Thursday, December 10, 2015

Grocery store observations

I went to the grocery store yesterday to get food for Husband. Most of the trips there are for him. I wish he would just go. But realistically, I'm still officially unemployed, so I have more time to go.

I got some more broth, lentil soup, and celery for myself. I then set about the store to pick up the things Husband likes: milk, eggs, meat.
While I was wandering through the store, I saw this very skinny woman. She was wearing athletic clothing - leggings and a form fitting top - and was basically all bones. I don't normally like to pass judgment on people being skinny (and just assume they don't eat) but I saw her staring a foods and manically picking things up, reading the labels, and putting them back down. I encountered her three times over the course of my shopping trip, twice in the aisles, once in the checkout line behind me. I watched her take her foods out of the cart and put them on the belt: Chicken broth. Pickles. Gum. Lots of gum. While waiting for me to finish checking out, she then frantically grabbed a bag of Doritos that were staring her in the face, and placed them on the belt. Then she turned around and started picking up candy bars and putting them down. She ended up picking up more gum, and putting that on the belt. I wanted to tell her to stop. That she'll hate herself for the Doritos (unless of course, those are a calculated "safe" food for her, which is entirely possible, but seems unlikely due to the look on her face) and that she should put them back. I wanted to hug her.

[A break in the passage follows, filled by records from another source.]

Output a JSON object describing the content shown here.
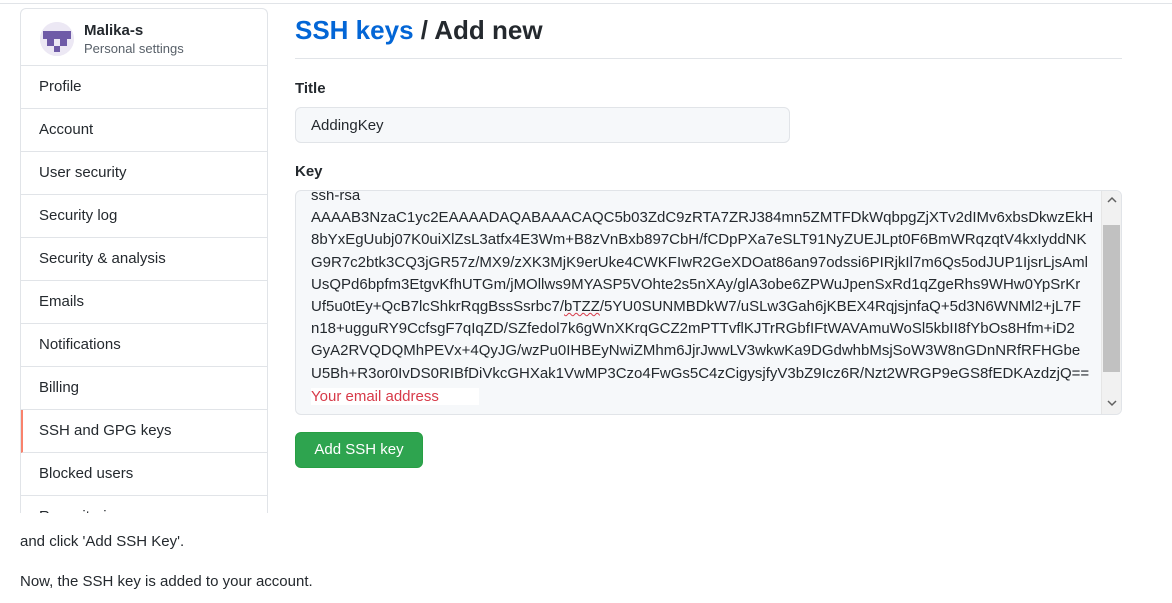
{
  "user": {
    "name": "Malika-s",
    "subtitle": "Personal settings"
  },
  "sidebar": {
    "items": [
      {
        "label": "Profile"
      },
      {
        "label": "Account"
      },
      {
        "label": "User security"
      },
      {
        "label": "Security log"
      },
      {
        "label": "Security & analysis"
      },
      {
        "label": "Emails"
      },
      {
        "label": "Notifications"
      },
      {
        "label": "Billing"
      },
      {
        "label": "SSH and GPG keys",
        "selected": true
      },
      {
        "label": "Blocked users"
      },
      {
        "label": "Repositories"
      }
    ]
  },
  "header": {
    "breadcrumb_link": "SSH keys",
    "separator": " / ",
    "current": "Add new"
  },
  "form": {
    "title_label": "Title",
    "title_value": "AddingKey",
    "key_label": "Key",
    "key_lines": [
      "ssh-rsa",
      "AAAAB3NzaC1yc2EAAAADAQABAAACAQC5b03ZdC9zRTA7ZRJ384mn5ZMTFDkWqbpgZjXTv2dIMv6xbsDkwzEkH",
      "8bYxEgUubj07K0uiXlZsL3atfx4E3Wm+B8zVnBxb897CbH/fCDpPXa7eSLT91NyZUEJLpt0F6BmWRqzqtV4kxIyddNK",
      "G9R7c2btk3CQ3jGR57z/MX9/zXK3MjK9erUke4CWKFIwR2GeXDOat86an97odssi6PIRjkIl7m6Qs5odJUP1IjsrLjsAml",
      "UsQPd6bpfm3EtgvKfhUTGm/jMOllws9MYASP5VOhte2s5nXAy/glA3obe6ZPWuJpenSxRd1qZgeRhs9WHw0YpSrKr",
      "Uf5u0tEy+QcB7lcShkrRqgBssSsrbc7/",
      "bTZZ",
      "/5YU0SUNMBDkW7/uSLw3Gah6jKBEX4RqjsjnfaQ+5d3N6WNMl2+jL7F",
      "n18+ugguRY9CcfsgF7qIqZD/SZfedol7k6gWnXKrqGCZ2mPTTvflKJTrRGbfIFtWAVAmuWoSl5kbII8fYbOs8Hfm+iD2",
      "GyA2RVQDQMhPEVx+4QyJG/wzPu0IHBEyNwiZMhm6JjrJwwLV3wkwKa9DGdwhbMsjSoW3W8nGDnNRfRFHGbe",
      "U5Bh+R3or0IvDS0RIBfDiVkcGHXak1VwMP3Czo4FwGs5C4zCigysjfyV3bZ9Icz6R/Nzt2WRGP9eGS8fEDKAzdzjQ=="
    ],
    "key_overlay_text": "Your email address",
    "submit_label": "Add SSH key"
  },
  "instructions": {
    "line1": "and click 'Add SSH Key'.",
    "line2": "Now, the SSH key is added to your account."
  },
  "icons": {
    "scroll_up": "chevron-up-icon",
    "scroll_down": "chevron-down-icon"
  },
  "colors": {
    "link": "#0366d6",
    "primary_button": "#2ea44f",
    "selected_accent": "#f9826c",
    "annotation_red": "#d73a49"
  }
}
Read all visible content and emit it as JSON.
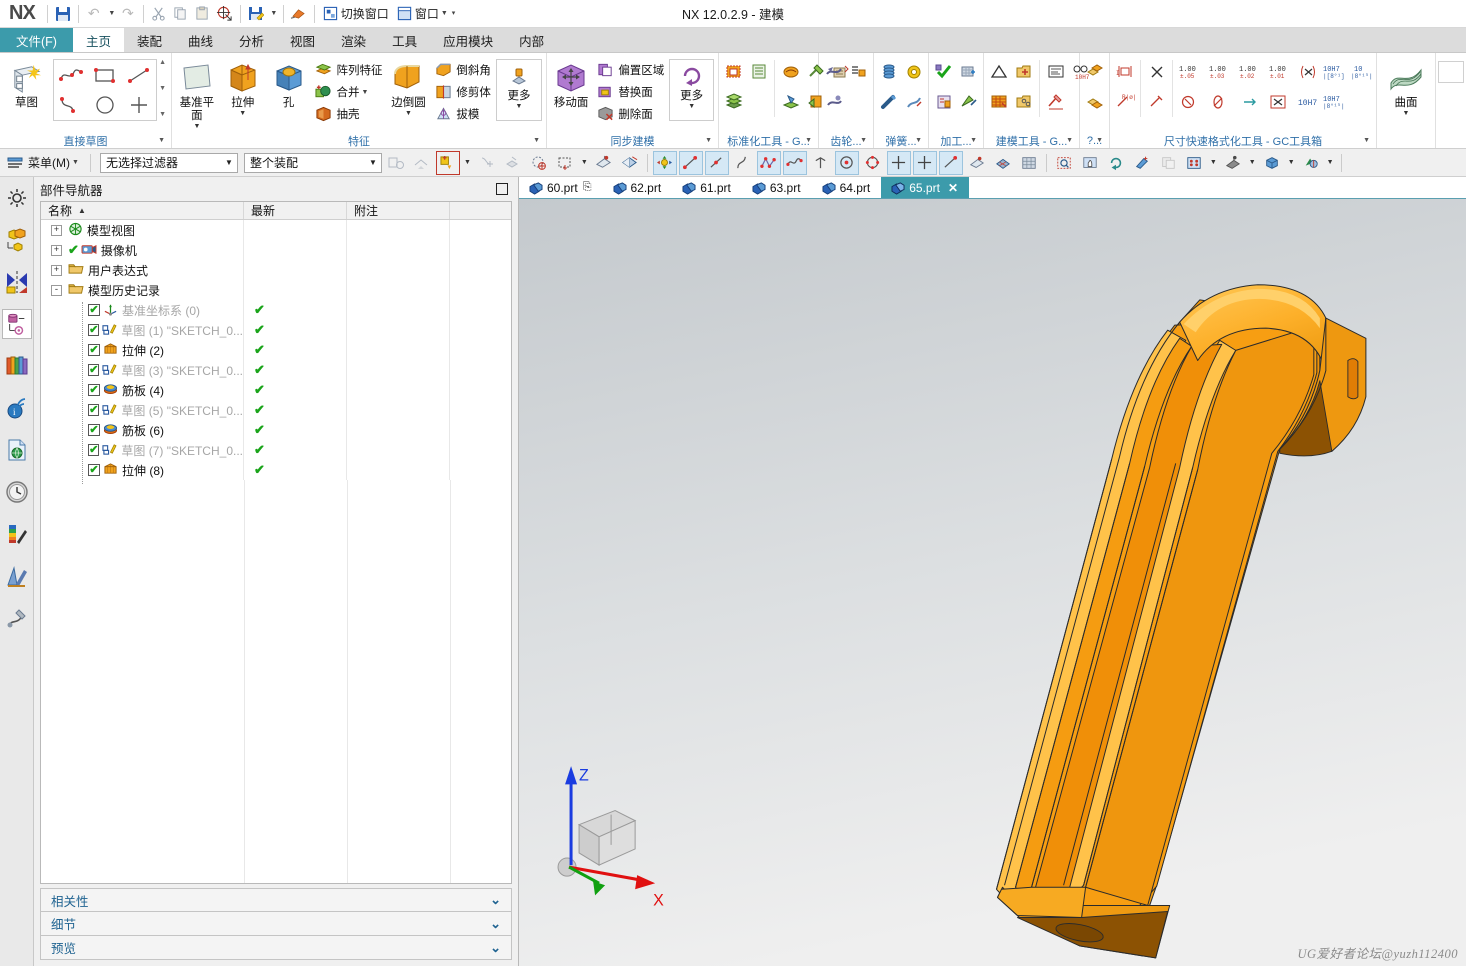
{
  "window": {
    "app_name": "NX",
    "title": "NX 12.0.2.9 - 建模"
  },
  "quick_access": {
    "items": [
      {
        "name": "save-icon",
        "label": ""
      },
      {
        "name": "undo-icon",
        "label": ""
      },
      {
        "name": "redo-icon",
        "label": ""
      },
      {
        "name": "cut-icon",
        "label": ""
      },
      {
        "name": "copy-icon",
        "label": ""
      },
      {
        "name": "paste-icon",
        "label": ""
      },
      {
        "name": "snapshot-icon",
        "label": ""
      },
      {
        "name": "save-as-icon",
        "label": ""
      },
      {
        "name": "eraser-icon",
        "label": ""
      }
    ],
    "switch_window_label": "切换窗口",
    "window_label": "窗口"
  },
  "ribbon": {
    "tabs": [
      {
        "label": "文件(F)",
        "kind": "file"
      },
      {
        "label": "主页",
        "kind": "active"
      },
      {
        "label": "装配",
        "kind": "normal"
      },
      {
        "label": "曲线",
        "kind": "normal"
      },
      {
        "label": "分析",
        "kind": "normal"
      },
      {
        "label": "视图",
        "kind": "normal"
      },
      {
        "label": "渲染",
        "kind": "normal"
      },
      {
        "label": "工具",
        "kind": "normal"
      },
      {
        "label": "应用模块",
        "kind": "normal"
      },
      {
        "label": "内部",
        "kind": "normal"
      }
    ],
    "groups": [
      {
        "id": "direct-sketch",
        "title": "直接草图",
        "big_buttons": [
          {
            "label": "草图",
            "icon": "sketch-icon"
          }
        ],
        "gallery_icons": [
          "spline-icon",
          "rectangle-icon",
          "line-icon",
          "arc-icon",
          "circle-icon",
          "point-icon"
        ]
      },
      {
        "id": "feature",
        "title": "特征",
        "big_buttons": [
          {
            "label": "基准平面",
            "icon": "datum-plane-icon",
            "has_caret": true
          },
          {
            "label": "拉伸",
            "icon": "extrude-icon",
            "has_caret": true
          },
          {
            "label": "孔",
            "icon": "hole-icon",
            "has_caret": false
          },
          {
            "label": "边倒圆",
            "icon": "edge-blend-icon",
            "has_caret": true
          },
          {
            "label": "更多",
            "icon": "more-icon",
            "has_caret": true
          }
        ],
        "small_buttons_a": [
          {
            "label": "阵列特征",
            "icon": "pattern-feature-icon"
          },
          {
            "label": "合并",
            "icon": "unite-icon",
            "has_caret": true
          },
          {
            "label": "抽壳",
            "icon": "shell-icon"
          }
        ],
        "small_buttons_b": [
          {
            "label": "倒斜角",
            "icon": "chamfer-icon"
          },
          {
            "label": "修剪体",
            "icon": "trim-body-icon"
          },
          {
            "label": "拔模",
            "icon": "draft-icon"
          }
        ]
      },
      {
        "id": "synchronous",
        "title": "同步建模",
        "big_buttons": [
          {
            "label": "移动面",
            "icon": "move-face-icon",
            "has_caret": false
          },
          {
            "label": "更多",
            "icon": "more-sync-icon",
            "has_caret": true
          }
        ],
        "small_buttons_a": [
          {
            "label": "偏置区域",
            "icon": "offset-region-icon"
          },
          {
            "label": "替换面",
            "icon": "replace-face-icon"
          },
          {
            "label": "删除面",
            "icon": "delete-face-icon"
          }
        ]
      },
      {
        "id": "standardize",
        "title": "标准化工具 - G...",
        "icon_count": 8
      },
      {
        "id": "gear",
        "title": "齿轮...",
        "icon_count": 3
      },
      {
        "id": "spring",
        "title": "弹簧...",
        "icon_count": 4
      },
      {
        "id": "machining",
        "title": "加工...",
        "icon_count": 4
      },
      {
        "id": "modeling-tools",
        "title": "建模工具 - G...",
        "icon_count": 7
      },
      {
        "id": "extra",
        "title": "?...",
        "icon_count": 2
      },
      {
        "id": "dim-format",
        "title": "尺寸快速格式化工具 - GC工具箱",
        "icon_count": 18
      },
      {
        "id": "surface",
        "title": "",
        "big_buttons": [
          {
            "label": "曲面",
            "icon": "surface-icon",
            "has_caret": true
          }
        ]
      }
    ]
  },
  "selection_bar": {
    "menu_label": "菜单(M)",
    "filter_value": "无选择过滤器",
    "scope_value": "整个装配",
    "buttons": [
      {
        "name": "select-general-icon",
        "state": "disabled"
      },
      {
        "name": "select-feature-icon",
        "state": "disabled"
      },
      {
        "name": "snap-point-icon",
        "state": "highlight"
      },
      {
        "name": "snap-caret",
        "state": "caret"
      },
      {
        "name": "point-constructor-icon",
        "state": "disabled"
      },
      {
        "name": "select-face-icon",
        "state": "disabled"
      },
      {
        "name": "select-region-icon",
        "state": "normal"
      },
      {
        "name": "rectangle-select-icon",
        "state": "normal"
      },
      {
        "name": "rect-caret",
        "state": "caret"
      },
      {
        "name": "show-hide-icon",
        "state": "normal"
      },
      {
        "name": "immediate-hide-icon",
        "state": "normal"
      },
      {
        "name": "move-object-icon",
        "state": "selected"
      },
      {
        "name": "line-icon",
        "state": "selected"
      },
      {
        "name": "line2-icon",
        "state": "selected"
      },
      {
        "name": "spline-icon",
        "state": "normal"
      },
      {
        "name": "studio-spline-icon",
        "state": "selected"
      },
      {
        "name": "wave-icon",
        "state": "selected"
      },
      {
        "name": "intersection-icon",
        "state": "normal"
      },
      {
        "name": "circle-center-icon",
        "state": "selected"
      },
      {
        "name": "arc-center-icon",
        "state": "normal"
      },
      {
        "name": "point-icon",
        "state": "selected"
      },
      {
        "name": "midpoint-icon",
        "state": "selected"
      },
      {
        "name": "quadrant-icon",
        "state": "selected"
      },
      {
        "name": "face-snap-icon",
        "state": "normal"
      },
      {
        "name": "mesh-icon",
        "state": "normal"
      },
      {
        "name": "grid-icon",
        "state": "normal"
      },
      {
        "name": "fit-view-icon",
        "state": "normal"
      },
      {
        "name": "pan-icon",
        "state": "normal"
      },
      {
        "name": "rotate-icon",
        "state": "normal"
      },
      {
        "name": "zoom-icon",
        "state": "normal"
      },
      {
        "name": "section-icon",
        "state": "disabled"
      },
      {
        "name": "view-layout-icon",
        "state": "normal"
      },
      {
        "name": "layout-caret",
        "state": "caret"
      },
      {
        "name": "render-style-icon",
        "state": "normal"
      },
      {
        "name": "render-caret",
        "state": "caret"
      },
      {
        "name": "orientation-icon",
        "state": "normal"
      },
      {
        "name": "orient-caret",
        "state": "caret"
      },
      {
        "name": "visual-icon",
        "state": "normal"
      },
      {
        "name": "visual-caret",
        "state": "caret"
      }
    ]
  },
  "rail": {
    "items": [
      {
        "name": "rail-assembly-navigator-icon",
        "active": false
      },
      {
        "name": "rail-part-navigator-icon",
        "active": false
      },
      {
        "name": "rail-constraint-navigator-icon",
        "active": false
      },
      {
        "name": "rail-feature-navigator-icon",
        "active": true
      },
      {
        "name": "rail-reuse-library-icon",
        "active": false
      },
      {
        "name": "rail-hd3d-icon",
        "active": false
      },
      {
        "name": "rail-web-browser-icon",
        "active": false
      },
      {
        "name": "rail-history-icon",
        "active": false
      },
      {
        "name": "rail-system-materials-icon",
        "active": false
      },
      {
        "name": "rail-system-scenes-icon",
        "active": false
      },
      {
        "name": "rail-process-studio-icon",
        "active": false
      }
    ]
  },
  "part_navigator": {
    "title": "部件导航器",
    "columns": [
      "名称",
      "最新",
      "附注"
    ],
    "rows": [
      {
        "indent": 0,
        "expander": "+",
        "check": false,
        "icon": "model-views-icon",
        "label": "模型视图",
        "dim": false,
        "latest": ""
      },
      {
        "indent": 0,
        "expander": "+",
        "check": false,
        "precheck": true,
        "icon": "camera-icon",
        "label": "摄像机",
        "dim": false,
        "latest": ""
      },
      {
        "indent": 0,
        "expander": "+",
        "check": false,
        "icon": "folder-icon",
        "label": "用户表达式",
        "dim": false,
        "latest": ""
      },
      {
        "indent": 0,
        "expander": "-",
        "check": false,
        "icon": "folder-icon",
        "label": "模型历史记录",
        "dim": false,
        "latest": ""
      },
      {
        "indent": 1,
        "expander": "",
        "check": true,
        "icon": "datum-csys-icon",
        "label": "基准坐标系 (0)",
        "dim": true,
        "latest": "✔"
      },
      {
        "indent": 1,
        "expander": "",
        "check": true,
        "icon": "sketch-icon",
        "label": "草图 (1) \"SKETCH_0...",
        "dim": true,
        "latest": "✔"
      },
      {
        "indent": 1,
        "expander": "",
        "check": true,
        "icon": "extrude-icon",
        "label": "拉伸 (2)",
        "dim": false,
        "latest": "✔"
      },
      {
        "indent": 1,
        "expander": "",
        "check": true,
        "icon": "sketch-icon",
        "label": "草图 (3) \"SKETCH_0...",
        "dim": true,
        "latest": "✔"
      },
      {
        "indent": 1,
        "expander": "",
        "check": true,
        "icon": "rib-icon",
        "label": "筋板 (4)",
        "dim": false,
        "latest": "✔"
      },
      {
        "indent": 1,
        "expander": "",
        "check": true,
        "icon": "sketch-icon",
        "label": "草图 (5) \"SKETCH_0...",
        "dim": true,
        "latest": "✔"
      },
      {
        "indent": 1,
        "expander": "",
        "check": true,
        "icon": "rib-icon",
        "label": "筋板 (6)",
        "dim": false,
        "latest": "✔"
      },
      {
        "indent": 1,
        "expander": "",
        "check": true,
        "icon": "sketch-icon",
        "label": "草图 (7) \"SKETCH_0...",
        "dim": true,
        "latest": "✔"
      },
      {
        "indent": 1,
        "expander": "",
        "check": true,
        "icon": "extrude-icon",
        "label": "拉伸 (8)",
        "dim": false,
        "latest": "✔"
      }
    ],
    "sections": [
      {
        "label": "相关性",
        "chevron": "⌄"
      },
      {
        "label": "细节",
        "chevron": "⌄"
      },
      {
        "label": "预览",
        "chevron": "⌄"
      }
    ]
  },
  "document_tabs": [
    {
      "label": "60.prt",
      "active": false,
      "has_marker": true
    },
    {
      "label": "62.prt",
      "active": false,
      "has_marker": false
    },
    {
      "label": "61.prt",
      "active": false,
      "has_marker": false
    },
    {
      "label": "63.prt",
      "active": false,
      "has_marker": false
    },
    {
      "label": "64.prt",
      "active": false,
      "has_marker": false
    },
    {
      "label": "65.prt",
      "active": true,
      "has_marker": false,
      "close": "✕"
    }
  ],
  "viewport": {
    "watermark": "UG爱好者论坛@yuzh112400",
    "triad": {
      "z_label": "Z",
      "x_label": "X"
    },
    "model_color_light": "#FFB733",
    "model_color_mid": "#F79C12",
    "model_color_dark": "#E08A0A",
    "background_top": "#c9cdd0",
    "background_bottom": "#efefef"
  }
}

This is sort of a strange sense of compassion for me. Not that I think I'm entirely cold or particularly heartless toward people in general, but I spent so much time in my life around eating disorders (read: every one in my family) that I am usually very resentful of people with eating disorders. I tend to find them annoying (which is likely why I don't want any one to know about my issues, I literally brag about being "the only one in my family who can eat like a normal person".... I suck)

So, woman at the store in the yellow leggings, with the broth, pickles, and gum, if you're reading this, I hope you didn't eat the Doritos. I hope you stuck to your plan, or at least ate something that nourished you (like fruit, or vegetables). I hope you're okay.